Fun came about in the 17th century. Nobody knows what glittery dandy-pit the word spawned from, but scholars think it came from “fonne” which means “a fool,” or “fonnen,” meaning cheat, trick, or hoax. Obvs, people had fun before then, but the days were predominantly devoted to work.
The first mention of limited work hours in the U.S. was a 1791 carpenters’ strike for a 10-hour workday.
If you found time for fun in Colonial America (1492 to 1763), it may have included cockfighting, dueling, or playing “King of Morocco.” A man and a woman stood opposite each other, soberly walked toward one another with lit candles, and when they meet they said:
Dude: Have you heard the frightful news?
Dude: The King of Morocco is dead.
Lady: Alas! alas!
Dude: He is buried.
Lady: Alas! Alas! Alas!
Dude: Alas! Alas! Alas! And for four times, alas, he has cut his throat with a piece of glass.”
Then they both ran back to their original places. This was considered super sexual. For real.
But no one had time for early-America sex games. It took until the 1830s for the 10-hour day to be a general demand.
If somehow you found time between working, labor organizing, sleeping, and family life for fun during the Victorian era, you might have played honeypot, jackstraws, or hot cockles. In honeypot, you roll into a ball and other players try to carry you as far as they can – like a heavy pot of honey from the market. Jackstraws was basically pick up sticks and hot cockles, well, it gets sexy again. One player is blindfolded, puts their head in another player’s lap, and extends their arms behind them with palms up. The blindfolded player then has to guess which of the remaining players is smacking the shit out of their hands and arms.
To make time for all this fun, the Chicago labor movement demanded and popularized the eight-hour workday beginning in 1864.
If labor leaders had a free 10 minutes for fun, they could’ve played a parlor game called “Squeak, Piggy, Squeak.” One person is blindfolded, handed a pillow, and encircled. They are spun about, stop themselves, and drop the pillow. Whoever they dropped the pillow in front of they tell, “Squeak, piggy, squeak,” and then try to guess the person who is pig squealing.
Them Victorians knew how to have a good time.
By 1890, the U.S. government finally started tracking workers’ hours and the average laborers’ week was 100 hours long.
If you could squeeze in fun, you may have bought Emily Dickinson’s latest poetry book, gone to a burlesque show, or – if you were a fella – gone to the saloon.

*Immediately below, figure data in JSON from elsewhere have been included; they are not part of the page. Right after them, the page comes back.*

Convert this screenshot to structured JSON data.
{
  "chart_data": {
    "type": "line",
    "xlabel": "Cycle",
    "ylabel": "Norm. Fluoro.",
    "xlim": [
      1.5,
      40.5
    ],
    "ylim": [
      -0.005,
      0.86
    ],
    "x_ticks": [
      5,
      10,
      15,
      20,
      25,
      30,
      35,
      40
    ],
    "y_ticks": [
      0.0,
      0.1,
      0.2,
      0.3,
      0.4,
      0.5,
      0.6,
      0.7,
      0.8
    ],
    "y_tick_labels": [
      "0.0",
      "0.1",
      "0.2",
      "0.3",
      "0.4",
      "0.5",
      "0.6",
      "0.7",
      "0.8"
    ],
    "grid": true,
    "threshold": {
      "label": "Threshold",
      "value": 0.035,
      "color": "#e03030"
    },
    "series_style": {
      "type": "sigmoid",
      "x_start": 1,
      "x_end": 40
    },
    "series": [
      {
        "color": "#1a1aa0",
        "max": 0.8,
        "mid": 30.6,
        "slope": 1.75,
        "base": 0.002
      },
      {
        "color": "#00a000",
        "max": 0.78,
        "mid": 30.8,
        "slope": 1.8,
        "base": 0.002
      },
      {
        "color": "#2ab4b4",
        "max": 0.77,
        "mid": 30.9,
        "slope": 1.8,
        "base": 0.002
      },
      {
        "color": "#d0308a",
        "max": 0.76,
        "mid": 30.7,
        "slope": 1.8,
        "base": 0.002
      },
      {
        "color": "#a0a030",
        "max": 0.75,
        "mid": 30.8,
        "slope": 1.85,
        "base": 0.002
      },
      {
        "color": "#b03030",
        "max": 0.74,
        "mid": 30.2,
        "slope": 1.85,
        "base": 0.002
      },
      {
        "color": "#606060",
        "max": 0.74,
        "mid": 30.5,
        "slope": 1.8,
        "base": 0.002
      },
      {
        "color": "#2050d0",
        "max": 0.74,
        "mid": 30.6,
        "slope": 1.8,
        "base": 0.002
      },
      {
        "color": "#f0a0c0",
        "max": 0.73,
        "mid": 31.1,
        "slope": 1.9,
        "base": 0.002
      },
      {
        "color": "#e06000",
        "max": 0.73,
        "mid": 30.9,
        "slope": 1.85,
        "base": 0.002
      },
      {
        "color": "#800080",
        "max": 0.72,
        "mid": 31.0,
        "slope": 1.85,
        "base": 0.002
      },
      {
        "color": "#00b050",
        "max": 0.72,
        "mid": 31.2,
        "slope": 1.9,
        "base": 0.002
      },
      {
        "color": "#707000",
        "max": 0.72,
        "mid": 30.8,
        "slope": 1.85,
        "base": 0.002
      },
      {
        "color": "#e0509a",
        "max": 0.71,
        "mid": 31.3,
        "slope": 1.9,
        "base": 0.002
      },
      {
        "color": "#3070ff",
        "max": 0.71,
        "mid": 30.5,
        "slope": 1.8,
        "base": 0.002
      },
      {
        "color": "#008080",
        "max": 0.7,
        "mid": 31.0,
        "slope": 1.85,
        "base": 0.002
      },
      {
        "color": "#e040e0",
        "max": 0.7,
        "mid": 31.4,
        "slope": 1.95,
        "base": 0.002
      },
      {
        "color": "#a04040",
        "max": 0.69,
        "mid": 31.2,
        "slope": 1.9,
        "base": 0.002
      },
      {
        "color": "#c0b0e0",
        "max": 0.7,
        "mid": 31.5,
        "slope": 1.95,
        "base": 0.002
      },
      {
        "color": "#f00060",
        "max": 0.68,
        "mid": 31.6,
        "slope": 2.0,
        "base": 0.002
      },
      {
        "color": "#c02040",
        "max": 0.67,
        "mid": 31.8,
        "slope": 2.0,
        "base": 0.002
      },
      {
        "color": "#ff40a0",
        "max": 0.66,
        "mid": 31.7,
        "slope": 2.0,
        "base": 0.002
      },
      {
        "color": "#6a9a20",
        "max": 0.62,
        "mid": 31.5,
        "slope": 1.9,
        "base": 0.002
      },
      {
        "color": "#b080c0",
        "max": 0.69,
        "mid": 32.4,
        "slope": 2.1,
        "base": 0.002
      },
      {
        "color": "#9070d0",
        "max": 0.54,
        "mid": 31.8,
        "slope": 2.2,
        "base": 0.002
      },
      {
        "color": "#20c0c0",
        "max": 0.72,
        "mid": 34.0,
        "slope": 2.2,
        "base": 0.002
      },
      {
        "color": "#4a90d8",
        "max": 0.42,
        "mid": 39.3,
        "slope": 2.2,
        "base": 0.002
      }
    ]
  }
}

Finally, FINALLY, in 19-freakin-40, Congress amended the Fair Labor Standards Act to limit the federal workweek to 40 hours. Wherein, because it was a less-inflated economy, many families survived on one full-time income and had free time, which led to more fun. After World War II, the U.S. economy was booming, the American teenager was born, and fun in America was here to stay.